The film, which was released in the United States on Sept. 11, 1998, is credited with helping ignite the poker boom of the early-to-mid 2000s. Matt Damon, who stared in the film as aspiring poker pro Mike McDermott, has given interviews on the making of the film over the years. Damon appeared on The Bill Simmons Podcast early this month and talked at length about the popular movie, but Damon’s comments could signal the final nail in the coffin for a follow-up flick.
Two years ago, Damon speculated on a plot for a sequel when appearing on the The Rich Eisen Show. These days, Damon apparently doesn’t believe the film industry would be receptive to a movie like Rounders. Just how poor has the quality of Hollywood’s content become? According to Damon, a sequel would probably need to include high-speed car chases and maybe a superhero or two. All of that would obviously be absurd in the Rounders universe.
In stark terms, Damon laid out on The Bill Simmons Podcast that there isn’t a market for a movie profiling the complex characters in the world of high-stakes, underground poker.
“There was a DVD market, and that evaporated. It’s gone,” Damon said of the era in which Rounders was released. “I asked a studio head recently when we were promoting The Martian, what was the real effect of that? He said 50 percent. Fifty percent of business has been cannibalized. It’s just technology. There are different ways to deliver this stuff.”
Damon explained that if a live streaming service like Netflix isn’t interested in a Rounders follow-up project then probably no company is. Even one of the writers of the original film said last year that he’s fed up answering questions about a potential sequel.
“In very real terms for us, that’s why the movies have changed,” Damon said. “That’s why they won’t make Rounders anymore, they won’t make Good Will Hunting, they can’t. What [the DVDmarket] has been kind of replaced with is the international box office. What you want are movies that are big and really understandable to people all around the world, across language and culture. That means talk less, make things more simple—white hat, black hat, superheroes. It makes total sense, right? Everybody knows who the good guy is and who the bad guy is. They spend $400 million and blow a lot of shit up. You can’t put Rounders into a movie theater up against that stuff.
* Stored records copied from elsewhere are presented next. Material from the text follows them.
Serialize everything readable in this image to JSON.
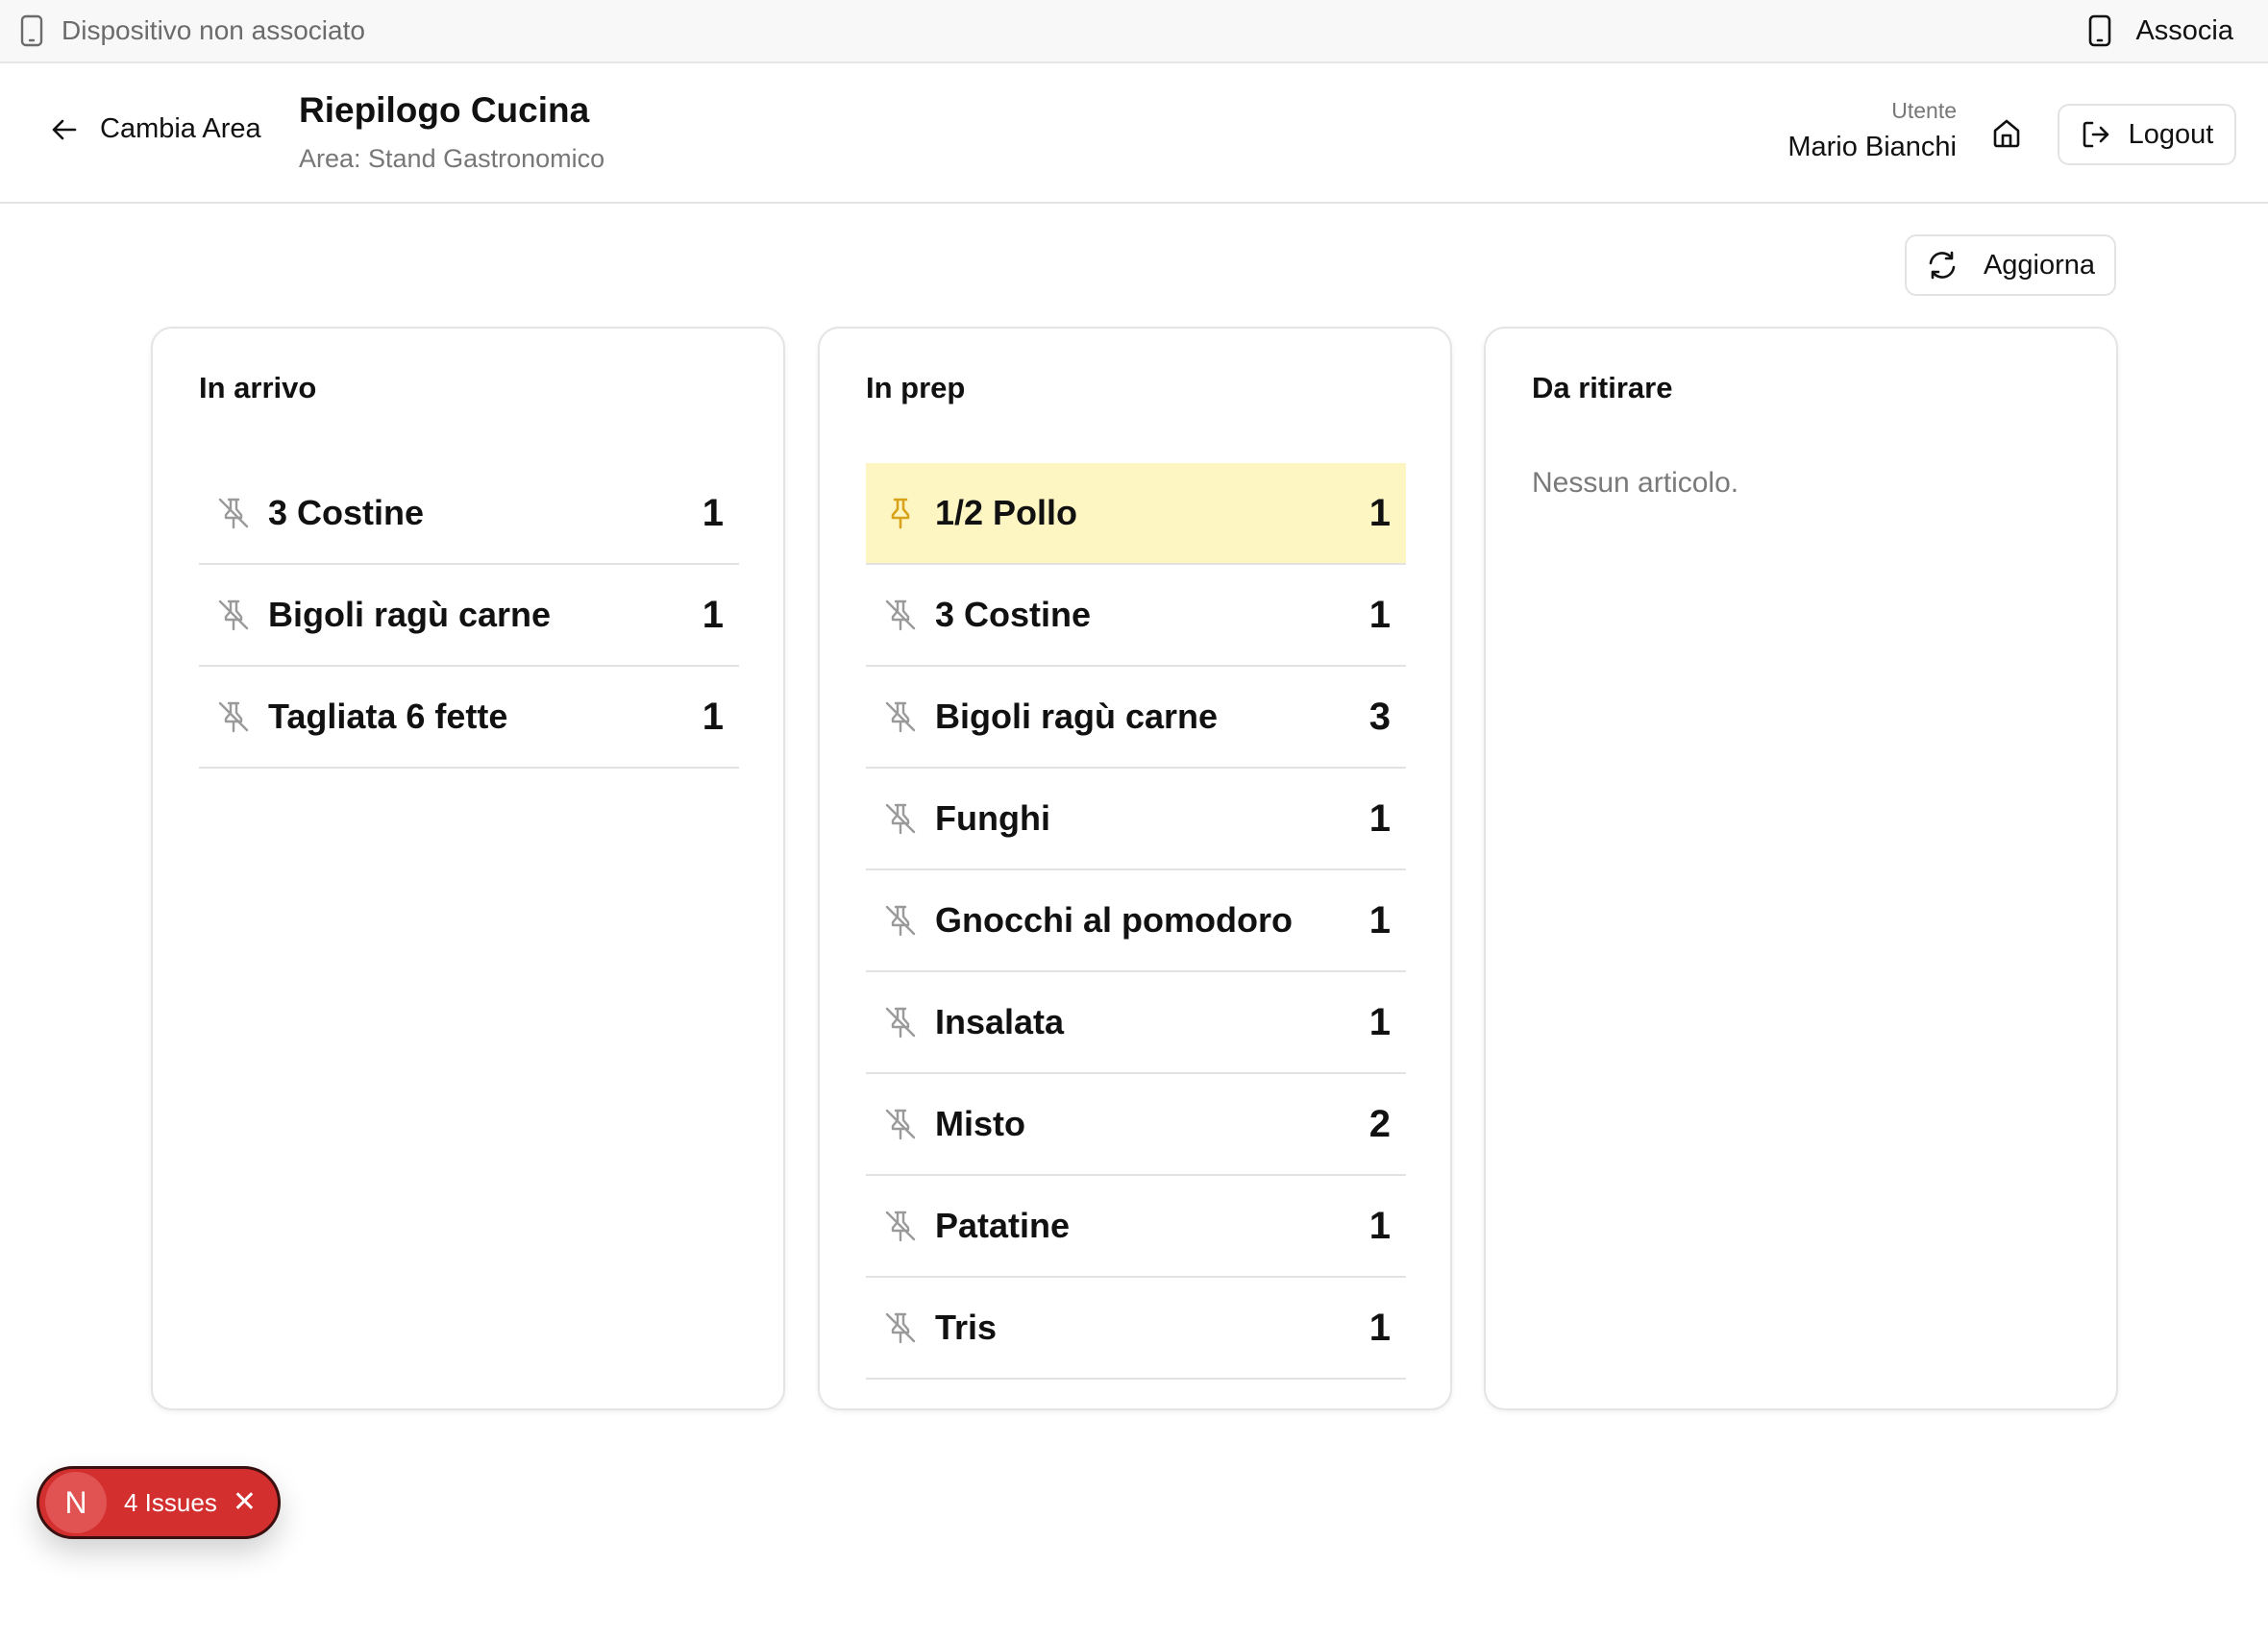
{
  "device_bar": {
    "status": "Dispositivo non associato",
    "associate_label": "Associa"
  },
  "header": {
    "back_label": "Cambia Area",
    "title": "Riepilogo Cucina",
    "subtitle": "Area: Stand Gastronomico",
    "user_label": "Utente",
    "user_name": "Mario Bianchi",
    "logout_label": "Logout"
  },
  "toolbar": {
    "refresh_label": "Aggiorna"
  },
  "columns": [
    {
      "title": "In arrivo",
      "items": [
        {
          "name": "3 Costine",
          "qty": "1",
          "pinned": false
        },
        {
          "name": "Bigoli ragù carne",
          "qty": "1",
          "pinned": false
        },
        {
          "name": "Tagliata 6 fette",
          "qty": "1",
          "pinned": false
        }
      ]
    },
    {
      "title": "In prep",
      "items": [
        {
          "name": "1/2 Pollo",
          "qty": "1",
          "pinned": true
        },
        {
          "name": "3 Costine",
          "qty": "1",
          "pinned": false
        },
        {
          "name": "Bigoli ragù carne",
          "qty": "3",
          "pinned": false
        },
        {
          "name": "Funghi",
          "qty": "1",
          "pinned": false
        },
        {
          "name": "Gnocchi al pomodoro",
          "qty": "1",
          "pinned": false
        },
        {
          "name": "Insalata",
          "qty": "1",
          "pinned": false
        },
        {
          "name": "Misto",
          "qty": "2",
          "pinned": false
        },
        {
          "name": "Patatine",
          "qty": "1",
          "pinned": false
        },
        {
          "name": "Tris",
          "qty": "1",
          "pinned": false
        }
      ]
    },
    {
      "title": "Da ritirare",
      "items": [],
      "empty_text": "Nessun articolo."
    }
  ],
  "issues_toast": {
    "logo": "N",
    "label": "4 Issues",
    "close": "✕"
  },
  "colors": {
    "pinned_bg": "#fdf6c3",
    "pin_active": "#d9a21b",
    "pin_inactive": "#9a9a9a",
    "issues_bg": "#d32f2f"
  },
  "icons": {
    "device": "phone-icon",
    "back": "arrow-left-icon",
    "home": "home-icon",
    "logout": "logout-icon",
    "refresh": "refresh-icon",
    "pin": "pin-icon",
    "pin_off": "pin-off-icon"
  }
}
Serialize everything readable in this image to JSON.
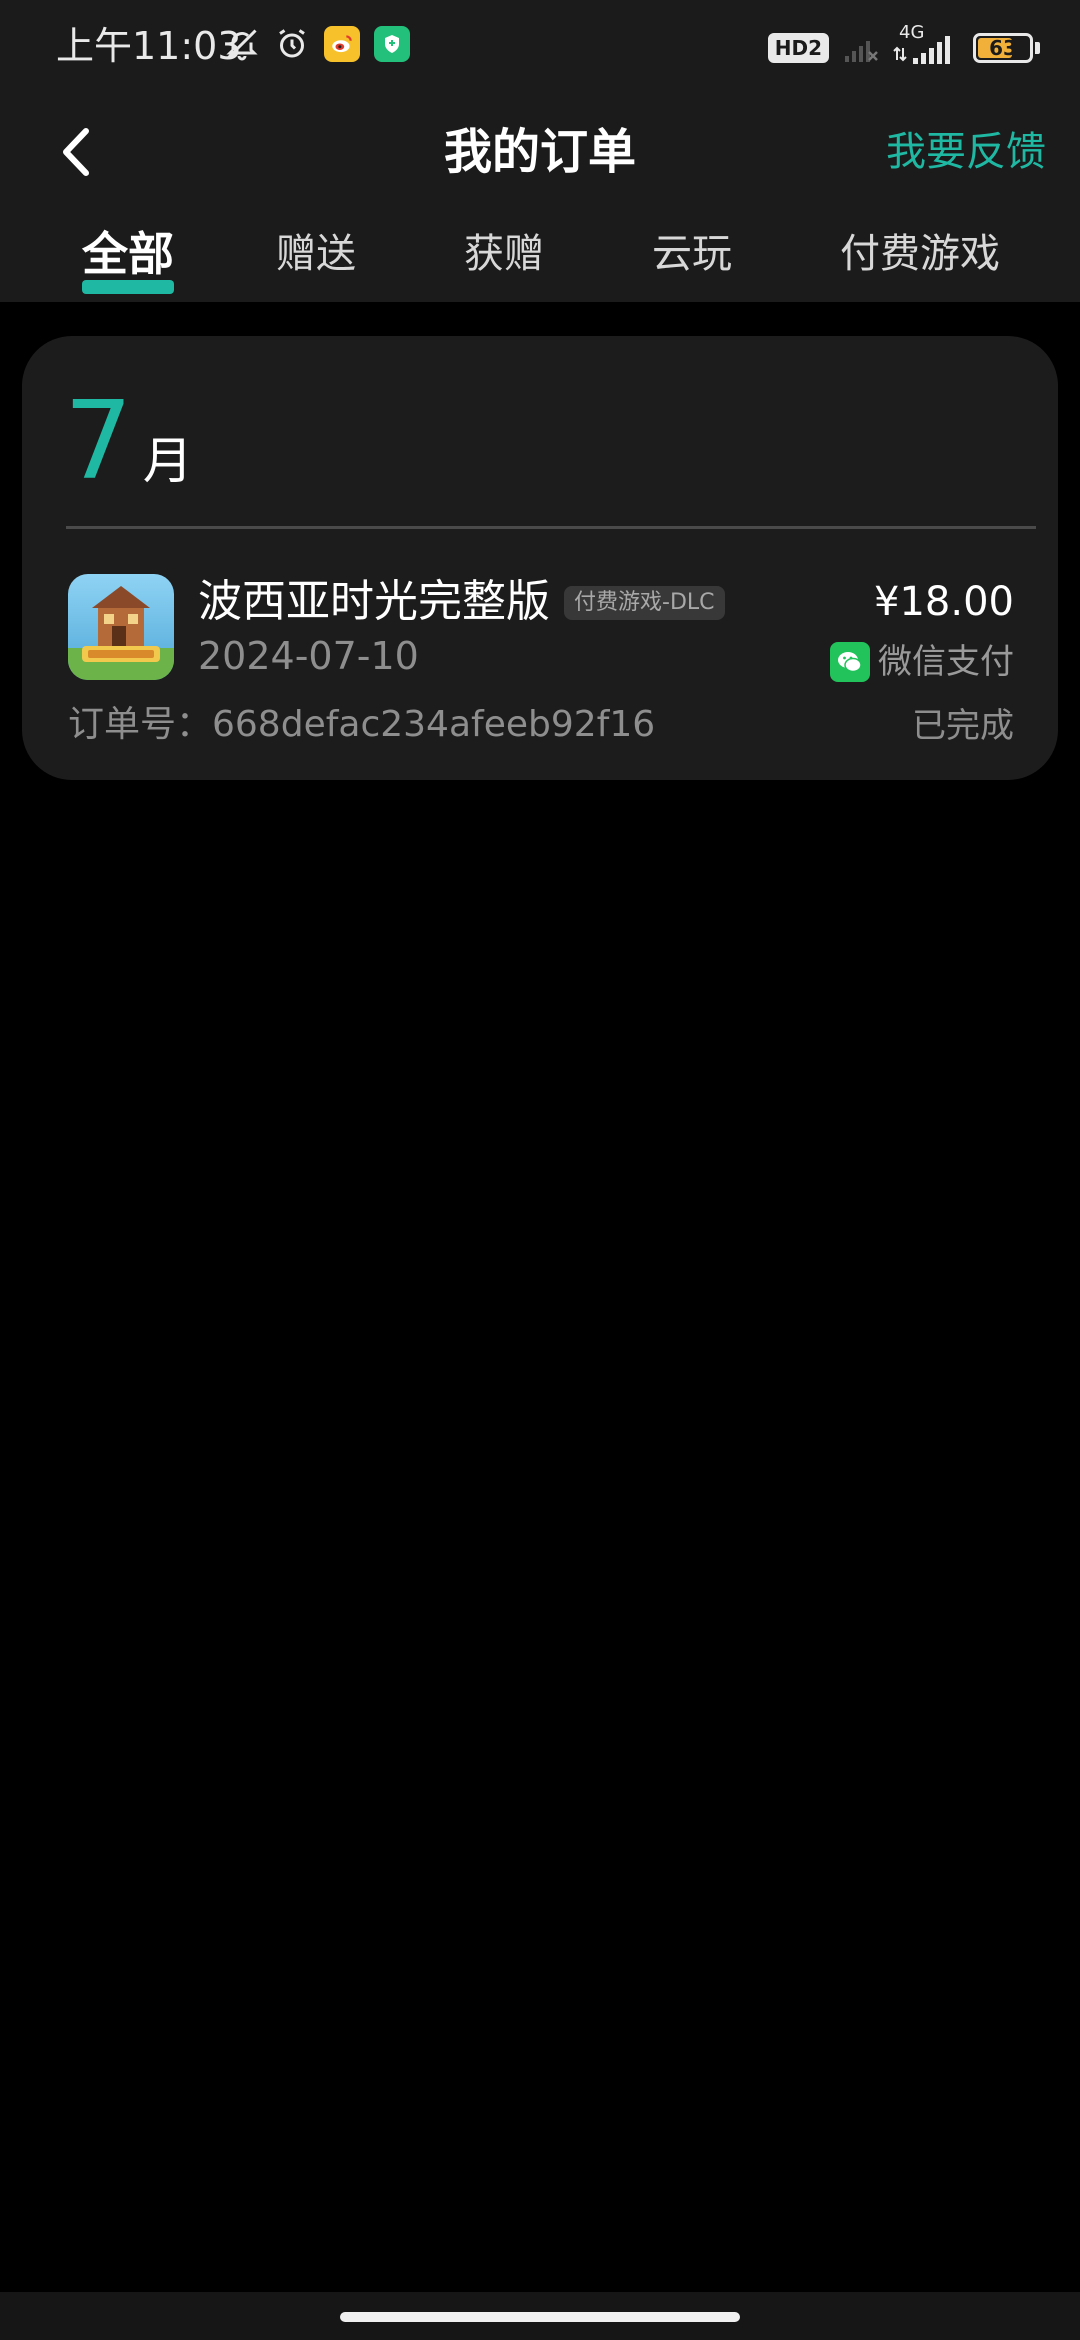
{
  "status_bar": {
    "time": "上午11:03",
    "left_icons": [
      "bell-off-icon",
      "alarm-icon",
      "weibo-app-icon",
      "shield-app-icon"
    ],
    "hd_label": "HD2",
    "network_label": "4G",
    "battery_level": "63"
  },
  "header": {
    "title": "我的订单",
    "feedback_label": "我要反馈"
  },
  "tabs": [
    {
      "label": "全部",
      "active": true
    },
    {
      "label": "赠送",
      "active": false
    },
    {
      "label": "获赠",
      "active": false
    },
    {
      "label": "云玩",
      "active": false
    },
    {
      "label": "付费游戏",
      "active": false
    }
  ],
  "order_group": {
    "month_number": "7",
    "month_suffix": "月",
    "order": {
      "title": "波西亚时光完整版",
      "tag": "付费游戏-DLC",
      "date": "2024-07-10",
      "price": "¥18.00",
      "payment_method": "微信支付",
      "order_number": "订单号：668defac234afeeb92f16",
      "status": "已完成"
    }
  },
  "colors": {
    "accent": "#1fb8a3",
    "background": "#000000",
    "surface": "#1c1c1c",
    "wechat": "#21c35a"
  }
}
Everyone is wondering what is going to happen [to the film industry].”
It’s not clear what Damon would say about a project like Molly’s Game (2017), a film centered on underground poker organizer Molly Bloom. It’s worth noting that Aaron Sorkin, screenwriter and director of the film, was adamant that it was “not a poker movie” because it touched on other popular cinematic themes like organized crime and sports.
Rounders was unabashedly a poker movie.
Damon’s comments about the industry’s obsession with superheroes actually echo those made by now disgraced film mogul Harvey Weinstein, who said in 2013 that a Rounders sequel would need a “super villain to replace John Malkovich.” The film producer also said that the sequel would have to be “more international.”